No free-speech issue: Judge tosses lawsuit targeting Sarah Palin

It was a case of turning lemonade into lemons -- Sarah Palin-style, contends a self-described citizen lobbyist.

Chip Thoma, a longtime Alaska activist, said the former Alaska governor ordered her staff to destroy his reputation after he complained about the large number of tour buses driving by for a peek at the governor’s mansion.

Palin, he said in a federal court lawsuit, saw an opportunity to portray herself as a victim of his traffic complaints. She directed her staff to put out the word that Thoma was not only trying to drive her out of the governor’s mansion, the lawsuit contended, but had stooped to criticizing her daughter Piper’s lemonade stand -- a dagger Thoma insists he never threw.

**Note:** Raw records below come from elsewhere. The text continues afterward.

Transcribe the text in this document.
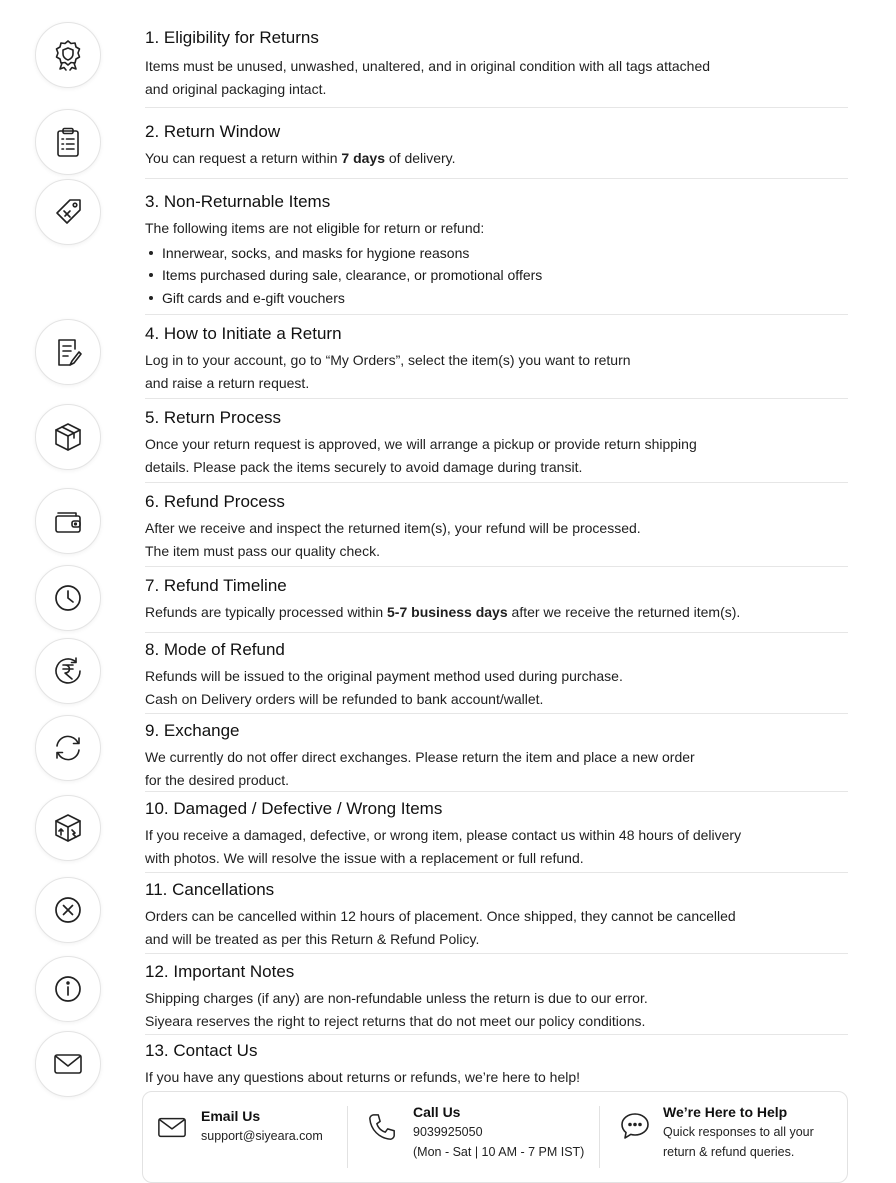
1. Eligibility for Returns

Items must be unused, unwashed, unaltered, and in original condition with all tags attached
and original packaging intact.

2. Return Window

You can request a return within 7 days of delivery.

3. Non-Returnable Items

The following items are not eligible for return or refund:

Innerwear, socks, and masks for hygione reasons
Items purchased during sale, clearance, or promotional offers
Gift cards and e-gift vouchers

4. How to Initiate a Return

Log in to your account, go to “My Orders”, select the item(s) you want to return
and raise a return request.

5. Return Process

Once your return request is approved, we will arrange a pickup or provide return shipping
details. Please pack the items securely to avoid damage during transit.

6. Refund Process

After we receive and inspect the returned item(s), your refund will be processed.
The item must pass our quality check.

7. Refund Timeline

Refunds are typically processed within 5-7 business days after we receive the returned item(s).

8. Mode of Refund

Refunds will be issued to the original payment method used during purchase.
Cash on Delivery orders will be refunded to bank account/wallet.

9. Exchange

We currently do not offer direct exchanges. Please return the item and place a new order
for the desired product.

10. Damaged / Defective / Wrong Items

If you receive a damaged, defective, or wrong item, please contact us within 48 hours of delivery
with photos. We will resolve the issue with a replacement or full refund.

11. Cancellations

Orders can be cancelled within 12 hours of placement. Once shipped, they cannot be cancelled
and will be treated as per this Return & Refund Policy.

12. Important Notes

Shipping charges (if any) are non-refundable unless the return is due to our error.
Siyeara reserves the right to reject returns that do not meet our policy conditions.

13. Contact Us

If you have any questions about returns or refunds, we’re here to help!

Email Us
support@siyeara.com
Call Us
9039925050
(Mon - Sat | 10 AM - 7 PM IST)
We’re Here to Help
Quick responses to all your
return & refund queries.
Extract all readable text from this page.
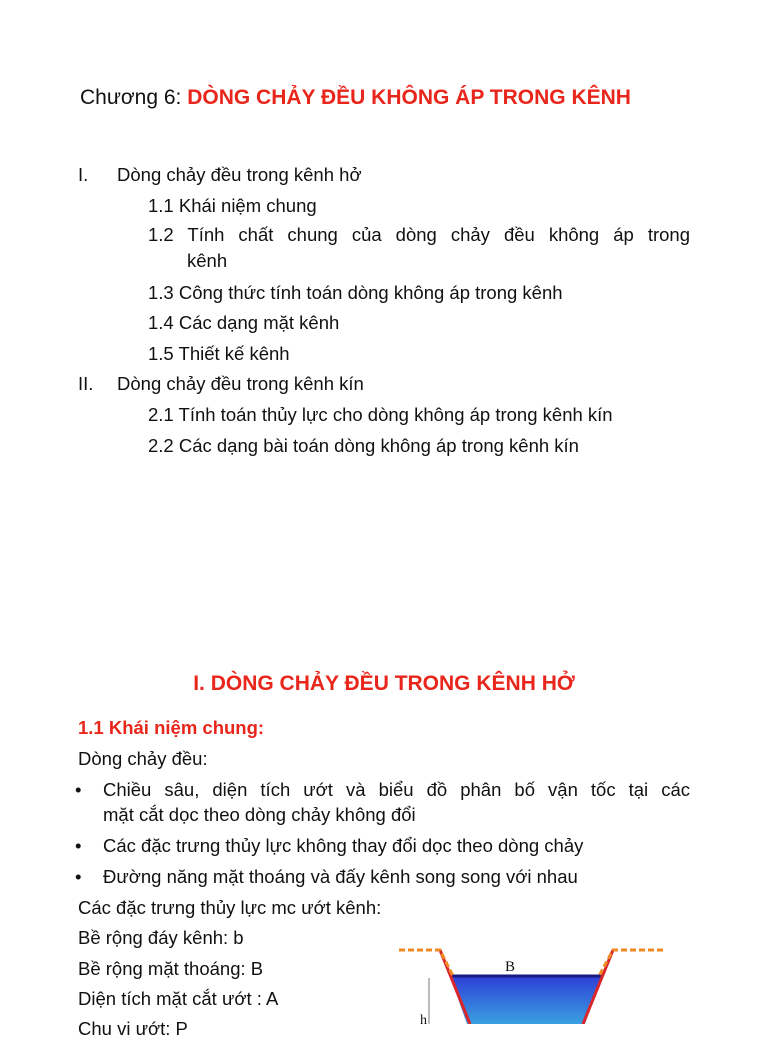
Chương 6: DÒNG CHẢY ĐỀU KHÔNG ÁP TRONG KÊNH
I. Dòng chảy đều trong kênh hở
1.1 Khái niệm chung
1.2 Tính chất chung của dòng chảy đều không áp trong
kênh
1.3 Công thức tính toán dòng không áp trong kênh
1.4 Các dạng mặt kênh
1.5 Thiết kế kênh
II. Dòng chảy đều trong kênh kín
2.1 Tính toán thủy lực cho dòng không áp trong kênh kín
2.2 Các dạng bài toán dòng không áp trong kênh kín
I. DÒNG CHẢY ĐỀU TRONG KÊNH HỞ
1.1 Khái niệm chung:
Dòng chảy đều:
• Chiều sâu, diện tích ướt và biểu đồ phân bố vận tốc tại các
mặt cắt dọc theo dòng chảy không đổi
• Các đặc trưng thủy lực không thay đổi dọc theo dòng chảy
• Đường năng mặt thoáng và đấy kênh song song với nhau
Các đặc trưng thủy lực mc ướt kênh:
Bề rộng đáy kênh: b
Bề rộng mặt thoáng: B
Diện tích mặt cắt ướt : A
Chu vi ướt: P
B
h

The former governor’s real motive, he said, was to use him to explain why she was spending so much time away from Juneau; critics had suggested she shouldn’t be collecting per diem pay for living at her home in Wasilla, Alaska.


Though Thoma cited quotes purporting to be from Palin’s own emails to back up his story, a federal judge threw out his lawsuit on Thursday, ruling that the quotes weren’t admissible, and that Thoma’s 1st Amendment rights to free speech weren’t violated.

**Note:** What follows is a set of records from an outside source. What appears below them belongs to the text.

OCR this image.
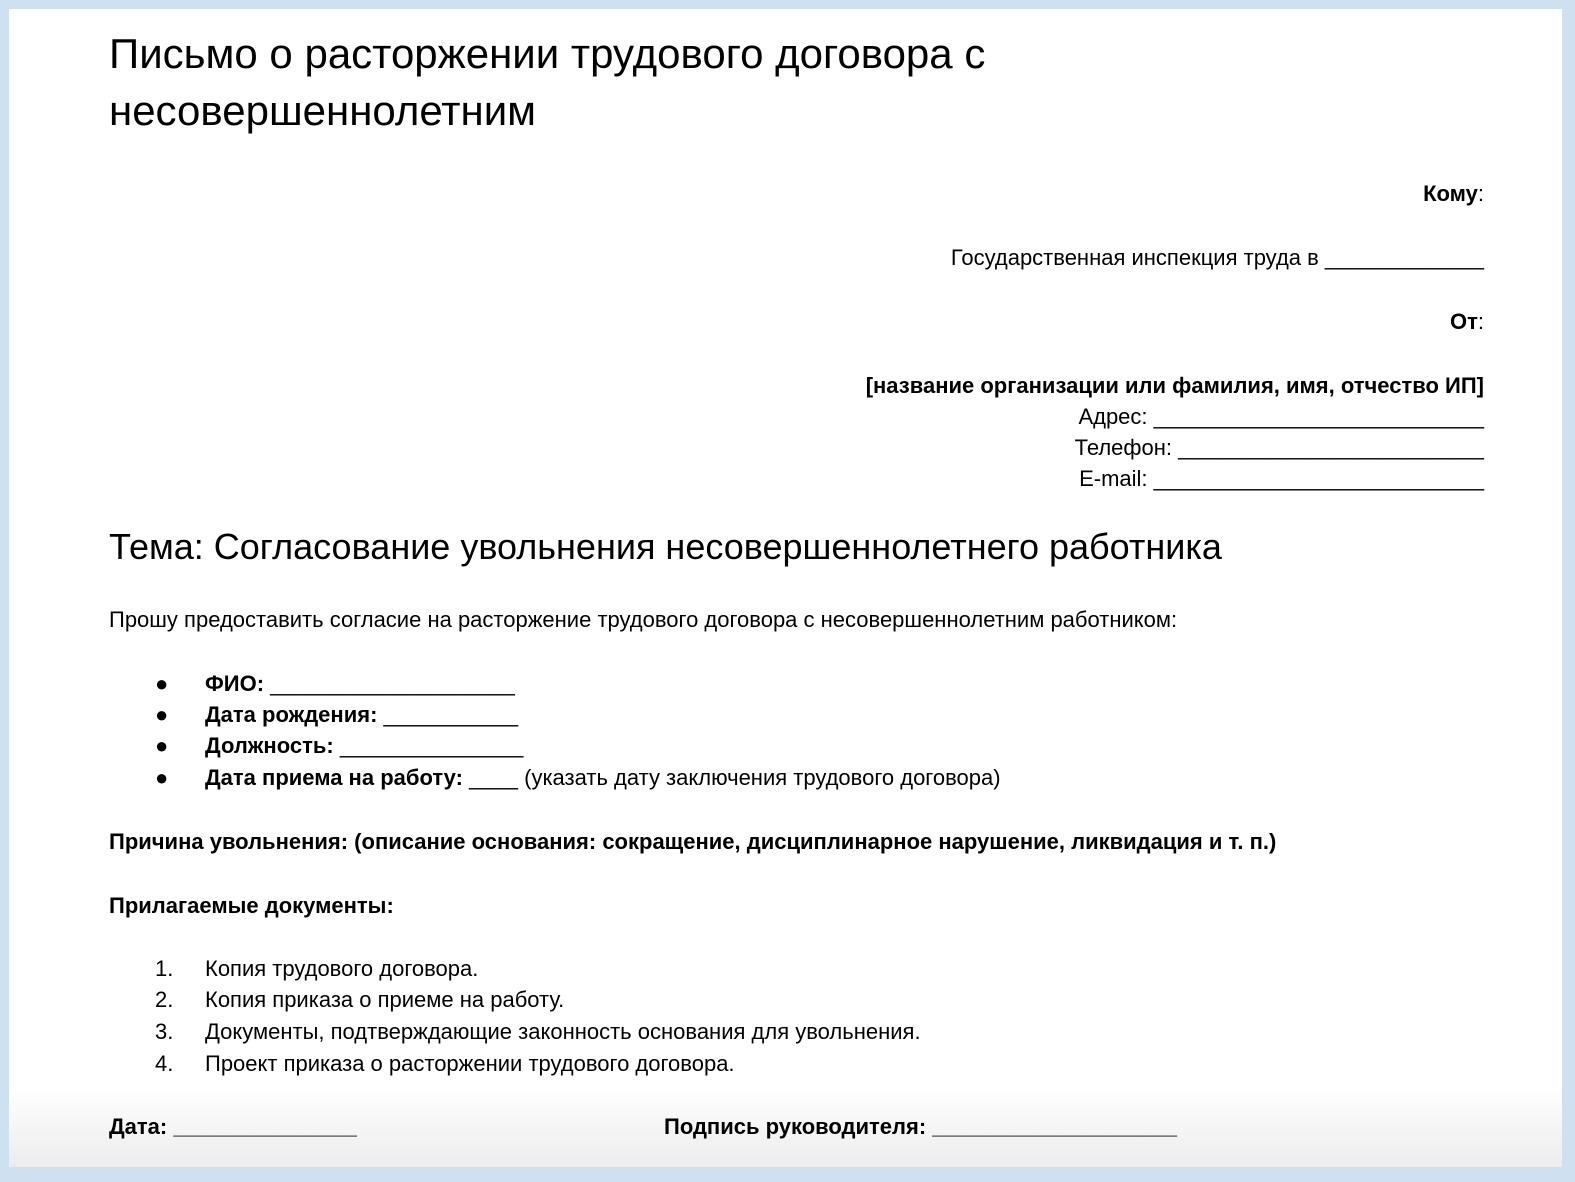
Письмо о расторжении трудового договора с несовершеннолетним
Кому:
Государственная инспекция труда в _____________
От:
[название организации или фамилия, имя, отчество ИП]
Адрес: ___________________________
Телефон: _________________________
E-mail: ___________________________
Тема: Согласование увольнения несовершеннолетнего работника
Прошу предоставить согласие на расторжение трудового договора с несовершеннолетним работником:
●	ФИО: ____________________
●	Дата рождения: ___________
●	Должность: _______________
●	Дата приема на работу: ____ (указать дату заключения трудового договора)
Причина увольнения: (описание основания: сокращение, дисциплинарное нарушение, ликвидация и т. п.)
Прилагаемые документы:
1.	Копия трудового договора.
2.	Копия приказа о приеме на работу.
3.	Документы, подтверждающие законность основания для увольнения.
4.	Проект приказа о расторжении трудового договора.
Дата: _______________	Подпись руководителя: ____________________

“Thoma chose to engage on a public issue, and although Thoma believes that he was insulted in response, this does not necessarily rise to the level of a constitutional violation,” U.S. District Judge Timothy M. Burgess said in his order. “Thoma remained free to express his opinion on the traffic issue -- he simply decided not to.”

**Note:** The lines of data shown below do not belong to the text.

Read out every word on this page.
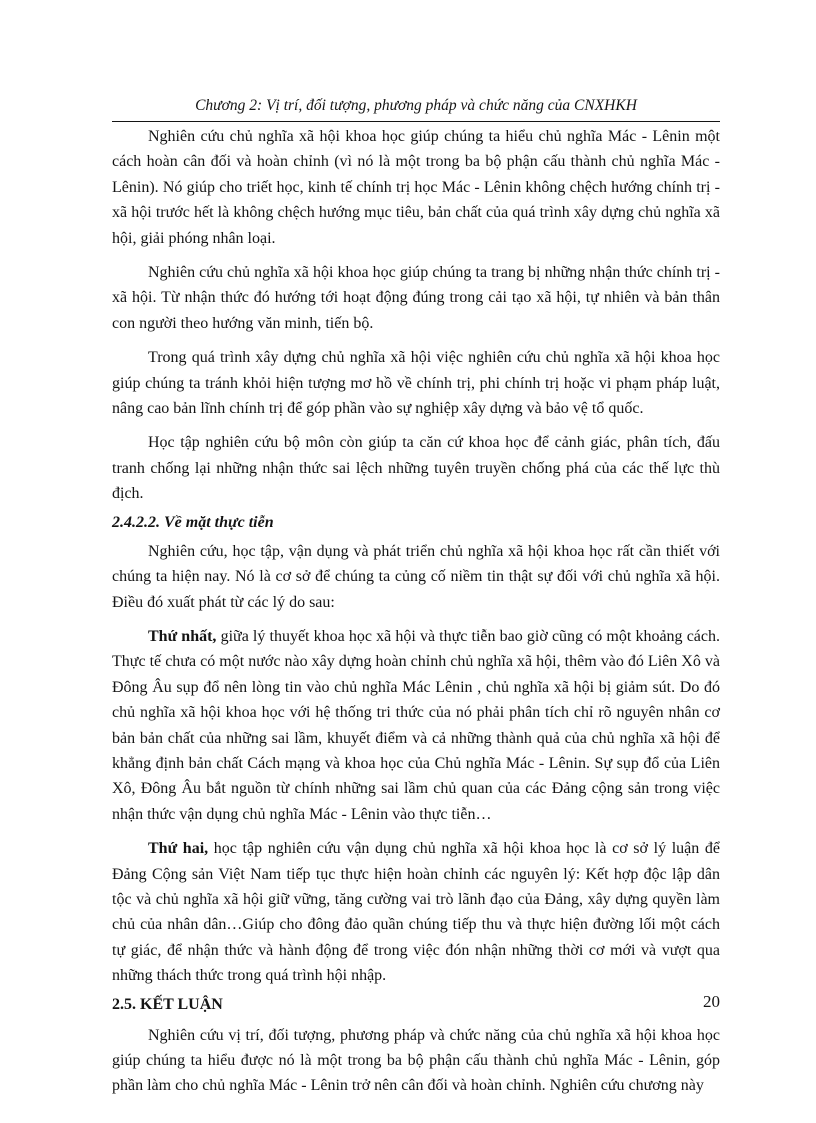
Chương 2: Vị trí, đối tượng, phương pháp và chức năng của CNXHKH

Nghiên cứu chủ nghĩa xã hội khoa học giúp chúng ta hiểu chủ nghĩa Mác - Lênin một cách hoàn cân đối và hoàn chỉnh (vì nó là một trong ba bộ phận cấu thành chủ nghĩa Mác - Lênin). Nó giúp cho triết học, kinh tế chính trị học Mác - Lênin không chệch hướng chính trị - xã hội trước hết là không chệch hướng mục tiêu, bản chất của quá trình xây dựng chủ nghĩa xã hội, giải phóng nhân loại.

Nghiên cứu chủ nghĩa xã hội khoa học giúp chúng ta trang bị những nhận thức chính trị - xã hội. Từ nhận thức đó hướng tới hoạt động đúng trong cải tạo xã hội, tự nhiên và bản thân con người theo hướng văn minh, tiến bộ.

Trong quá trình xây dựng chủ nghĩa xã hội việc nghiên cứu chủ nghĩa xã hội khoa học giúp chúng ta tránh khỏi hiện tượng mơ hồ về chính trị, phi chính trị hoặc vi phạm pháp luật, nâng cao bản lĩnh chính trị để góp phần vào sự nghiệp xây dựng và bảo vệ tổ quốc.

Học tập nghiên cứu bộ môn còn giúp ta căn cứ khoa học để cảnh giác, phân tích, đấu tranh chống lại những nhận thức sai lệch những tuyên truyền chống phá của các thế lực thù địch.

2.4.2.2. Về mặt thực tiễn

Nghiên cứu, học tập, vận dụng và phát triển chủ nghĩa xã hội khoa học rất cần thiết với chúng ta hiện nay. Nó là cơ sở để chúng ta củng cố niềm tin thật sự đối với chủ nghĩa xã hội. Điều đó xuất phát từ các lý do sau:

Thứ nhất, giữa lý thuyết khoa học xã hội và thực tiễn bao giờ cũng có một khoảng cách. Thực tế chưa có một nước nào xây dựng hoàn chỉnh chủ nghĩa xã hội, thêm vào đó Liên Xô và Đông Âu sụp đổ nên lòng tin vào chủ nghĩa Mác Lênin , chủ nghĩa xã hội bị giảm sút. Do đó chủ nghĩa xã hội khoa học với hệ thống tri thức của nó phải phân tích chỉ rõ nguyên nhân cơ bản bản chất của những sai lầm, khuyết điểm và cả những thành quả của chủ nghĩa xã hội để khẳng định bản chất Cách mạng và khoa học của Chủ nghĩa Mác - Lênin. Sự sụp đổ của Liên Xô, Đông Âu bắt nguồn từ chính những sai lầm chủ quan của các Đảng cộng sản trong việc nhận thức vận dụng chủ nghĩa Mác - Lênin vào thực tiễn…

Thứ hai, học tập nghiên cứu vận dụng chủ nghĩa xã hội khoa học là cơ sở lý luận để Đảng Cộng sản Việt Nam tiếp tục thực hiện hoàn chỉnh các nguyên lý: Kết hợp độc lập dân tộc và chủ nghĩa xã hội giữ vững, tăng cường vai trò lãnh đạo của Đảng, xây dựng quyền làm chủ của nhân dân…Giúp cho đông đảo quần chúng tiếp thu và thực hiện đường lối một cách tự giác, để nhận thức và hành động để trong việc đón nhận những thời cơ mới và vượt qua những thách thức trong quá trình hội nhập.

2.5. KẾT LUẬN

Nghiên cứu vị trí, đối tượng, phương pháp và chức năng của chủ nghĩa xã hội khoa học giúp chúng ta hiểu được nó là một trong ba bộ phận cấu thành chủ nghĩa Mác - Lênin, góp phần làm cho chủ nghĩa Mác - Lênin trở nên cân đối và hoàn chỉnh. Nghiên cứu chương này

20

Thoma, well-known in Juneau for helping lead the campaign to impose greater regulations on the cruise ship industry, decided in 2009 — the year after Palin had shot to fame by running for vice president — to pass out fliers complaining about the tour buses driving past Palin’s official residence.

Thoma’s information on what happened next came via a book, “Blind Allegiance,” co-written by former Palin aide Frank Bailey. The book contains a large number of emails Bailey said he took with him after leaving the job, and several of them, Thoma asserts, suggest that Palin saw Thoma’s anti-bus campaign as a way to turn around the spin on her frequent travels outside of Juneau.


At first, according to court documents that quote the book, Palin was amazed that Thoma, whom she’d never met, was even raising the issue: “Really? Is this a joke? I don’t even know how to take it … except we’ll hear that somehow this is my fault that I let the neighborhood go to hell in a handbasket. Kinda funny!” she supposedly wrote.

But Thoma’s court memorandum says Bailey went on to reveal that Palin and her staff decided to “push this story to the broader media.” They added “made-up speculation” that Thoma was also protesting about Palin’s children playing outside and running lemonade stands, his lawsuit said.

“That [tour bus controversy] is a good issue for us, so … please get it out there,” Palin supposedly ordered her staff.

The staff went to work, Bailey related in his book: “We managed to have published a nasty spin on what started out as bus congestion and pollution and turn this into Sarah’s Juneau crucifixion.”


The governor’s staff is said to have provided “talking points” on the issue to a Palin-friendly blog, Conservatives4Palin, which subsequently published a post, “Juneau Resident Attempts to Close Down Piper Palin’s Lemonade Stand.”

“It seems that Mr. Thoma doesn’t enjoy the Palin children very much,” the post said. Commentators weighed in on conservative blogs, referring to Thoma as “unhinged,” “drug-addicted,” and “sick.”

Palin herself appeared to love it, according to the book’s account cited in court papers: “This is hilarious! And [Piper’s] planning this [lemonade] stand again for the next sunny day.”

She was reportedly critical of her staff for not having gone even further to push the story in the mainstream media. “See, I wanted to get out ahead of this and provide another reason why I need to get out of Juneau more often, instead, Chip got to spin the story his way. I hope we didn’t blow an opportunity,” she complained in one excerpt quoted in the lawsuit.


From a legal standpoint, the purported emails amounted to nothing.

Burgess said he couldn’t consider Bailey’s book as evidence; merely quoting from it in court papers was no more than unsubstantiated hearsay, he concluded. “Thoma provides no evidence to demonstrate that Palin made these comments concerning Thoma or directed others to do so,” the judge said.

Palin denied even knowing Thoma. When she heard about his anti-tour-bus campaign, she told the court, she concluded it was an issue for the city of Juneau to deal with, not state government.

“I recall that I was at the time receiving some criticism for being away from the state capitol in Juneau. I recall commenting that in light of Mr. Thoma’s campaign, it seemed I was also being criticized for my presence in Juneau,” Palin wrote in her affidavit filed with the court.


She said she felt Thoma’s campaign was “ill-considered,” given the money that tourism generates in Alaska, but said she never took action to silence or discredit him.

“I have never said or done anything with the intent of preventing Mr. Thoma from exercising his 1st Amendment rights,” she said.